Bu rüyanın tabiri yok.

Bir kilisenin yıkılmasını protesto edip 1968’de Demokratik Almanya’dan kaçan ve Batı’ya sığınan fizikçi Harald Fritzsch; Newton, Einstein, Feynman ve Heisenberg’i bir rüyada buluşturmuş.

Rüyanızda Isaac Newton, Albert Einstein, Richard P. Feynman ve Werner Heisenberg’i derin koltuklara gömülmüş, birbirleriyle hararetli bir tartışmaya girişmiş vaziyette görseydiniz ne yapardınız? Tamam, kabul ediyorum, fizik âlemine fazla aşina değilseniz, şu hayatta gördüğünüz en acayip rüyayı görmüş olurdunuz ve konuyu metafizik alemine havale edebilirdiniz. Ne var ki, lisede fizik derslerine formül ezberlemekten öte bir ilgi duyup ardından kuantum fiziğine bir parça bulaşmışsanız, hiç kuşkusuz en unutulmaz rüyalarınız arasına girerdi bu… (Üniversite sınavlarında “sıfır çekme” miktarına bakarsak, evet, fizikle ilgili vatandaş sayısı pek de iç açıcı olmasa gerek…)
Kaderin acı cilvesine bakın ki, bir kilisenin yıkılmasını protesto edip 1968 senesinde Demokratik Almanya’dan kaçan ve Batı’ya sığınan fizikçi Harald Fritzsch, kiliseyle ilgili tutumu Batı’ya kaçmak için bir bahane miydi bilinmez ama Newton, Einstein, Feynman ve Heisenberg’i bir rüyada buluşturmuş. ‘Yanılıyorsunuz Einstein!’, Adrian Haller adındaki hayali bir fizik profesörünün rüyasında bir araya gelen tüm zamanların bu dört en önemli fizikçisinin muhabbeti olarak kurgulanmış ve kuantum fiziğine dair tartışmalar anlaşılabilir bir dille aktarılmış. Aslında sadece tartışma değil, kuantum fiziğinin tarihçesinden tutun da, kuantumun madde algısının temellerine kadar pek çok bilgilendirici bölüm var. Ayrıca, hayali kahramanımızı da katarsak, beş fizikçinin arasında geçen konuşmalar, onları tanımamız açısından da hayli veri sağlıyor.

Kuantum parası!
Bir dönem Cenevre’deki CERN’de de görev yapan Fizik Profesörü Harald Fritzsch, kitaba yazdığı “Önsöz”e şöyle başlıyor:

“Kuantum fiziği kuarkların, atom çekirdeklerinin, atom ve moleküllerin bilimidir ve bize lazeri, transistörü, tünel mikroskobunu, cep telefonunu ve mikroelektroniği kazandırmıştır. Tüm dünyadaki gayrisafi hasılanın üçte birinden büyük kısmı, kuantum fiziğinin getirilerine dayanır. Evrenbilimciler evrenin oluşumunu araştırmak, astrofizikçiler yıldızların dinamiğini tarif etmek için ondan faydalanır. Temel parçacık fiziğinin kaidesini teşkil eden kuantum fiziği, evreni bir arada tutan temel kuvvetleri araştırır.”

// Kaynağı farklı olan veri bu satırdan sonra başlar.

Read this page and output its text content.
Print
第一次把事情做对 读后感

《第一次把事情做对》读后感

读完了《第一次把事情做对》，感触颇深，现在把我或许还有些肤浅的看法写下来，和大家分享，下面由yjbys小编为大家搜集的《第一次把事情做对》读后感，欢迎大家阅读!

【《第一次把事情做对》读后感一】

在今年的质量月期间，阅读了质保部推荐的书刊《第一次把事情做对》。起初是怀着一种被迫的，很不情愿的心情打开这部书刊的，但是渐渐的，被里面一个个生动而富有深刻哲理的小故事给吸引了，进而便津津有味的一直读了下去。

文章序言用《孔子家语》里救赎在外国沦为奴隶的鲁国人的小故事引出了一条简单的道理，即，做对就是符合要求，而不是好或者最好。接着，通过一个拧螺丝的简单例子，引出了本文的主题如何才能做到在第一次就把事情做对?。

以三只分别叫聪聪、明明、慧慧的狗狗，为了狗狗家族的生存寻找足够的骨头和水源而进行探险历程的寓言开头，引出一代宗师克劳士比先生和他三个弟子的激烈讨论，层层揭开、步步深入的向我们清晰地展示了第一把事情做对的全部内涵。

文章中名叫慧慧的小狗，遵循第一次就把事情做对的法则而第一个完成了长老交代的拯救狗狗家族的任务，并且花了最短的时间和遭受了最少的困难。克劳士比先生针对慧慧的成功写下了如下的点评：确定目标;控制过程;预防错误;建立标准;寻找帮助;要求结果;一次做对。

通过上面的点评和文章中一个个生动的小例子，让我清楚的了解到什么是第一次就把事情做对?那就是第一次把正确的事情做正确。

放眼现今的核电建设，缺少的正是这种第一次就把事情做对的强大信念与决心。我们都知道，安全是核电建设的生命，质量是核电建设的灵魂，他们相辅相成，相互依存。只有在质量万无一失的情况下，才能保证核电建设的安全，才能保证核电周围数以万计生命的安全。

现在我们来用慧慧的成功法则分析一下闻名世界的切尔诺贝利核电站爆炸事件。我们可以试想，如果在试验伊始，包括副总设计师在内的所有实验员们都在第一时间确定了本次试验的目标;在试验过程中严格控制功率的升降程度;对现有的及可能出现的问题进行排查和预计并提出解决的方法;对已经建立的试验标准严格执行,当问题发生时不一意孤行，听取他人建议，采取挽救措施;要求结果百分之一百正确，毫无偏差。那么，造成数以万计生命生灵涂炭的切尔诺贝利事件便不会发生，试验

Görüldüğü üzere, fizikçiler bilimle uğraşırken, bilime ışık yılları kadar uzak patronların başında bulunduğu şirketler, her gelişmeyi nakde çevirebilmekte hayli başarılıymış. Gayrisafi hasılanın üçte biri, kuantum parası!

Aslında tüm insanlığın kaderini, teknolojinin kim tarafından geliştirildiği değil, kimin elinde bulunduğu belirliyor. Bilim insanı atomu parçalıyor, birileri de gidiyor, bomba yapıp birilerinin tepesine bırakıyor!.. Yani, teknoloji üzerinden milyarlarca doların teknoloji şirketlerinin merkezi olan ülkelere akıyor olması ve bu durumun bağımlı, “gelişmekte olan” ülkelerin yaşam standartlarını aşağı çekmesi, son derece teknolojik silahlarla garanti altına alınıyor.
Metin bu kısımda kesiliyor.